Badan Riset dan Inovasi Nasional (BRIN) menyampaikan peringatan serius terkait kondisi pasar tenaga kerja di Indonesia yang semakin tertekan. Data terbaru BRIN menunjukkan lonjakan signifikan jumlah warga yang “putus asa” mencari pekerjaan, yakni mencapai 2,7 juta orang pada 2024, jauh lebih tinggi dibandingkan 883 ribu orang pada 2019. Angka ini menjadi indikator bahwa masalah ketenagakerjaan di Indonesia tidak hanya bersifat sementara tetapi struktural.
Menurut Kepala Pusat Riset Ekonomi Makro dan Keuangan BRIN, Zamroni Salim, pertumbuhan lapangan kerja nasional masih tidak sebanding dengan laju pertumbuhan angkatan kerja, sehingga semakin banyak warga yang akhirnya menyerah mencari kerja. Kondisi ini terkategori individu yang tidak lagi aktif melamar pekerjaan karena frustrasi dengan prospek yang tersedia.
BRIN mencatat bahwa kelompok yang putus asa mencari kerja tidak hanya berasal dari lulusan berpendidikan rendah. Meskipun lulusan SD mendominasi dengan proporsi tertinggi, peningkatan signifikan juga terlihat pada kelompok yang berpendidikan lebih tinggi. Hal ini mencerminkan bahwa gelar pendidikan formal tidak lagi menjamin kemudahan mendapatkan pekerjaan yang layak di pasar kerja saat ini.

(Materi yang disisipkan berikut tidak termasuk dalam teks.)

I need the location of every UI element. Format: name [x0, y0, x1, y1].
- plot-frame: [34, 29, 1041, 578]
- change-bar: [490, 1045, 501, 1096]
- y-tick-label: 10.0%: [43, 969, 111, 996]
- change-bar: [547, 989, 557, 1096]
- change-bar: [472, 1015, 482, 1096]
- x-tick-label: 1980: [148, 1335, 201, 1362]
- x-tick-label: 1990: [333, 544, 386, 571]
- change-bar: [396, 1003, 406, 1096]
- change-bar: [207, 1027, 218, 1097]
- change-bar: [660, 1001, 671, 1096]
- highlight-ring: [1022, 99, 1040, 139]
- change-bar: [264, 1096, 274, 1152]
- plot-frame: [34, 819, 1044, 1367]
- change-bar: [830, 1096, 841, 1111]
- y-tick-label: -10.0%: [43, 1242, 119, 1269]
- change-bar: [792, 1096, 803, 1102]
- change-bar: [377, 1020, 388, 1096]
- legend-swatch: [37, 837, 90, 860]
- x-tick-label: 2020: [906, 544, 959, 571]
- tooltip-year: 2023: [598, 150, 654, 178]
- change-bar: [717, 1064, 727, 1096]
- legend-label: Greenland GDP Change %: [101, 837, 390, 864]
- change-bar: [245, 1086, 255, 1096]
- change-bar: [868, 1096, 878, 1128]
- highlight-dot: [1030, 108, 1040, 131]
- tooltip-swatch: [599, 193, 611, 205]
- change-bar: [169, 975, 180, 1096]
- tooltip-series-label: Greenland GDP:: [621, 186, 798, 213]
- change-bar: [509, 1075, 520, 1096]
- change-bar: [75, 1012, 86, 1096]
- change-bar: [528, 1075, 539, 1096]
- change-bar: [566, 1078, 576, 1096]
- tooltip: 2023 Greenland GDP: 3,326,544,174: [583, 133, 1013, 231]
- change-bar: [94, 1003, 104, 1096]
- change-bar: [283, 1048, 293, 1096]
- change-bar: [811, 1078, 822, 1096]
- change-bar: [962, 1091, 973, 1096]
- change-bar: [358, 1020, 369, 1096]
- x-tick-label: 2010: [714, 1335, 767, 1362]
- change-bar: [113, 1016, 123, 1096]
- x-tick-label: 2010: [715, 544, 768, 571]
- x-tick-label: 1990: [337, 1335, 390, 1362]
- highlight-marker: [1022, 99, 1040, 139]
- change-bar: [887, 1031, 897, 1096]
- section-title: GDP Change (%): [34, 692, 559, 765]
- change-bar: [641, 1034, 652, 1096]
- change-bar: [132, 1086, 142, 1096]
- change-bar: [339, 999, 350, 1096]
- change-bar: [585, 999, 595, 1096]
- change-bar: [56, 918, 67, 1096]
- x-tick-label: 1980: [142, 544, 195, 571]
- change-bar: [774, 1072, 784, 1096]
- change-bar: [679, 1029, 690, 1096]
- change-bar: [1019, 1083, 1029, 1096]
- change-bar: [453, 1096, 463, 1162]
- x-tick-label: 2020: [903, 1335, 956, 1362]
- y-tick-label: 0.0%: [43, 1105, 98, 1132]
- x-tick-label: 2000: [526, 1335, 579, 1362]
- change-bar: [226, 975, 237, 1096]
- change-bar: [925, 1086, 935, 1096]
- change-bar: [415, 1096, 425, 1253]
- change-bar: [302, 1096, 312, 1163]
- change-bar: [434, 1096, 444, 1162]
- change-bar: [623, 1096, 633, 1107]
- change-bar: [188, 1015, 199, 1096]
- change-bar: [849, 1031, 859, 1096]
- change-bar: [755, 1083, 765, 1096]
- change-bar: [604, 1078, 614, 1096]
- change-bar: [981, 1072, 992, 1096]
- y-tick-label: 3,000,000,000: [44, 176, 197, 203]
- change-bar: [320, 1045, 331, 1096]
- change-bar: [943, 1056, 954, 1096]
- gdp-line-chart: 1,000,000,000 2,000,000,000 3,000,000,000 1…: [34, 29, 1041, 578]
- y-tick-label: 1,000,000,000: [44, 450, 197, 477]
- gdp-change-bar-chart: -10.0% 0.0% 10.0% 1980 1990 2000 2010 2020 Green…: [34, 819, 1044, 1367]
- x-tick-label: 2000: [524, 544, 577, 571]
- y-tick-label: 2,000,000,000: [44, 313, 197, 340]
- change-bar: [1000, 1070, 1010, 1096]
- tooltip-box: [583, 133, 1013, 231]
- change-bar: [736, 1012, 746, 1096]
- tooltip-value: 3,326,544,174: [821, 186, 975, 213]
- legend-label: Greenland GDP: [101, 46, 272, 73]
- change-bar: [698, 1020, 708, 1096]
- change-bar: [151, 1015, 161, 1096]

Lebih lanjut, berdasarkan Survei Angkatan Kerja Nasional, angka pencari kerja aktif di Indonesia juga mengalami lonjakan tajam. Pada 2019, jumlah pencari kerja tercatat sebanyak 7,8 juta orang, sementara pada 2024 meningkat menjadi 11,7 juta orang. Dari jumlah tersebut, lulusan SMA dan SMK mendominasi, tetapi yang cukup mencolok adalah sekitar 11 persen pencari kerja merupakan lulusan sarjana (S1), menunjukkan bahwa sulitnya mencari pekerjaan juga dirasakan oleh para lulusan perguruan tinggi.
Data BRIN menunjukkan bahwa kelompok pencari kerja dengan latar belakang pendidikan tinggi — termasuk diploma dan sarjana — juga mengalami peningkatan. Ini adalah sinyal bahwa tantangan ketenagakerjaan kini merata di berbagai level pendidikan, melampaui stereotip yang hanya menempatkan pencari kerja berpendidikan rendah sebagai kelompok paling terdampak.
BRIN menilai bahwa kondisi ini mencerminkan masalah struktural dalam perekonomian nasional. Pertumbuhan lapangan kerja yang lambat dikombinasikan dengan meningkatnya jumlah angkatan kerja baru — termasuk lulusan pendidikan menengah dan tinggi — menciptakan tekanan besar pada pasar tenaga kerja. Banyak pencari kerja yang akhirnya terpaksa masuk ke sektor informal, di mana perlindungan sosial dan kepastian pendapatan cenderung rendah.
Situasi ini juga diperparah oleh tren global dan domestik yang mempengaruhi perekonomian Indonesia. Misalnya, gelombang pemutusan hubungan kerja (PHK) di berbagai sektor industri pada tahun ini turut memperketat persaingan di pasar tenaga kerja. Selain itu, data statistik menunjukkan bahwa meskipun angka resmi pengangguran dapat fluktuatif, jumlah pencari kerja aktif dan mereka yang “putus asa” tetap menjadi sorotan serius bagi pembuat kebijakan.